Spaulding laughed, a different tone. ‘From what I remember, those theories about lost Romans and such came about because the early white settlers who found the mounds and earthworks couldn’t believe the Indians had built them. The only Indians they knew were the ones still in the area, who hadn’t moved there in many cases until fifty years before the whites got there. The Indians didn’t know where the mounds came from, either. So the settlers thought they predated the Indians themselves. And were a much more advanced civilization than the Indians could have had.

‘So they searched around for examples of Old World civilizations who had ever used mounds and high fortifications. That was nearly everybody, of course – Welsh, Mongol, Roman, Egyptian, all of them came in for their turn as the original Mound-builders.’

‘These people we’re fighting are certainly better at warfare than we thought they would be,’ I said.

‘The old adage is that primitive doesn’t mean stupid,’ said Colonel Spaulding.

‘Shooting at us is one thing,’ I said. ‘But I think it was the radio business that really upset everybody.’

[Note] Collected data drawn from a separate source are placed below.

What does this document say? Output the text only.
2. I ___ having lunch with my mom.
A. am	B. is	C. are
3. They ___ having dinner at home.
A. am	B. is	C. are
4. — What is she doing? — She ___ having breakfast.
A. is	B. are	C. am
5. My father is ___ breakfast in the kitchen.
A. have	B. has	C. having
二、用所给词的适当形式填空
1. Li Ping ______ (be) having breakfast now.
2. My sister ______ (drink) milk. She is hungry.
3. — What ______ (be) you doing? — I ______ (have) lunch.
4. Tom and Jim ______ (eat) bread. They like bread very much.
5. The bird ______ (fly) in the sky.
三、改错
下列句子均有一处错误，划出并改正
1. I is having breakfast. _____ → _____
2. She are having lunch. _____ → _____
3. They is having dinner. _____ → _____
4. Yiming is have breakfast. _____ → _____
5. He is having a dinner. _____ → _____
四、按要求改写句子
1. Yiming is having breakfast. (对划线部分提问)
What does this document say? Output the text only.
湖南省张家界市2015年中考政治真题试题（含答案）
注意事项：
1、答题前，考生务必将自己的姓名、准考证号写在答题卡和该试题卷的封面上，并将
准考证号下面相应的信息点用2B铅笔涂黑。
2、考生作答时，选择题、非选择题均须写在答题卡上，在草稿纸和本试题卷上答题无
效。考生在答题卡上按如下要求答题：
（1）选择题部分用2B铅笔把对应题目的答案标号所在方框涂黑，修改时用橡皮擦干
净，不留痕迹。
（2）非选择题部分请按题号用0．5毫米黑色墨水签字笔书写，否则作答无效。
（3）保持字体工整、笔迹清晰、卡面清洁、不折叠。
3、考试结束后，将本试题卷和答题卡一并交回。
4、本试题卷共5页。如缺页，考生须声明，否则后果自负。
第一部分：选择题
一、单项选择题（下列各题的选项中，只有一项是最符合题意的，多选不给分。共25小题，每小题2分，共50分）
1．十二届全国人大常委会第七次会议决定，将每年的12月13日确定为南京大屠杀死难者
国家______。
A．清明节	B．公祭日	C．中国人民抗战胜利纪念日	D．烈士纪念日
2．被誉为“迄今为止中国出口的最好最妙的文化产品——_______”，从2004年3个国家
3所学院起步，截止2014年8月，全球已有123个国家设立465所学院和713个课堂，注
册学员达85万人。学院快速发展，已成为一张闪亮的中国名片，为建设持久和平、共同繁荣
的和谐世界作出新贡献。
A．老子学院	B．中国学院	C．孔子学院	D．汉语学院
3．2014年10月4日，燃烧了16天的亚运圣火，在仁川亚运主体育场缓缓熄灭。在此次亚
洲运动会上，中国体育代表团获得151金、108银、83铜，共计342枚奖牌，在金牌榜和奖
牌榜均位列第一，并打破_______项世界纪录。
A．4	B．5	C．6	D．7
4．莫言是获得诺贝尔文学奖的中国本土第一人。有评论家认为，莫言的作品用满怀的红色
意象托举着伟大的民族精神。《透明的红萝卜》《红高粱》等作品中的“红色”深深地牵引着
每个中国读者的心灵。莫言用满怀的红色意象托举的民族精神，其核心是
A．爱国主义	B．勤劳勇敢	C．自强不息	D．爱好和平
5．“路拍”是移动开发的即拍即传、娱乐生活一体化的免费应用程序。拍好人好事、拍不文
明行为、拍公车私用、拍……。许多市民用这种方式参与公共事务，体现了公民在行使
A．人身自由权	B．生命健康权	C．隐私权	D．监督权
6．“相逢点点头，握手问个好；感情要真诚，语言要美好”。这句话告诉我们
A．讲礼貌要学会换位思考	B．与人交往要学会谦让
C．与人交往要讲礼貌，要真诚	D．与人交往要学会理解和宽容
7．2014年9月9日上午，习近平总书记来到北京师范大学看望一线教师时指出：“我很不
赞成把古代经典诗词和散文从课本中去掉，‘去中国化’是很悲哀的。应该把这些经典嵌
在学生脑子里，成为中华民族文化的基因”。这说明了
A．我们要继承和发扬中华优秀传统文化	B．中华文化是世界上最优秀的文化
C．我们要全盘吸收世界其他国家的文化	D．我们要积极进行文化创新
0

‘Well, we deserve it,’ said Spaulding, with an anger I didn’t know he had. ‘We’ve disrupted their lives. We killed them as surely as if we held weapons to their heads. They can’t understand we didn’t want it to happen.’ He went quiet, staring down at his desk.

‘We’ve seen enough killing. We’ve seen the whole world killed. Now we’re killing the past, too. None of us wanted this, least of all the Indians.’ He picked up The Book of Mormon again, opened it.

I stood up. ‘I’d better check the guard.’

‘Certainly, Marie,’ he said. ‘Send Putnam over here, will you?’

I saluted and left. Sometimes Spaulding was hard to figure out.

Leake X

‘Man is a noble animal, splendid in ashes, pompous in the grave.’

–Browne, Urn Burial

I never saw so much stuff traded in my life. Skins, furs, food, shells, art and pipes went into the ship, and out came beads, knives, tools, cloth, copper, and brass.

I helped as much as I could, going from one haggle to another. There seemed to be no set price for anything on either side. I kept busy, and watched the interaction of the merchants and the people of the village.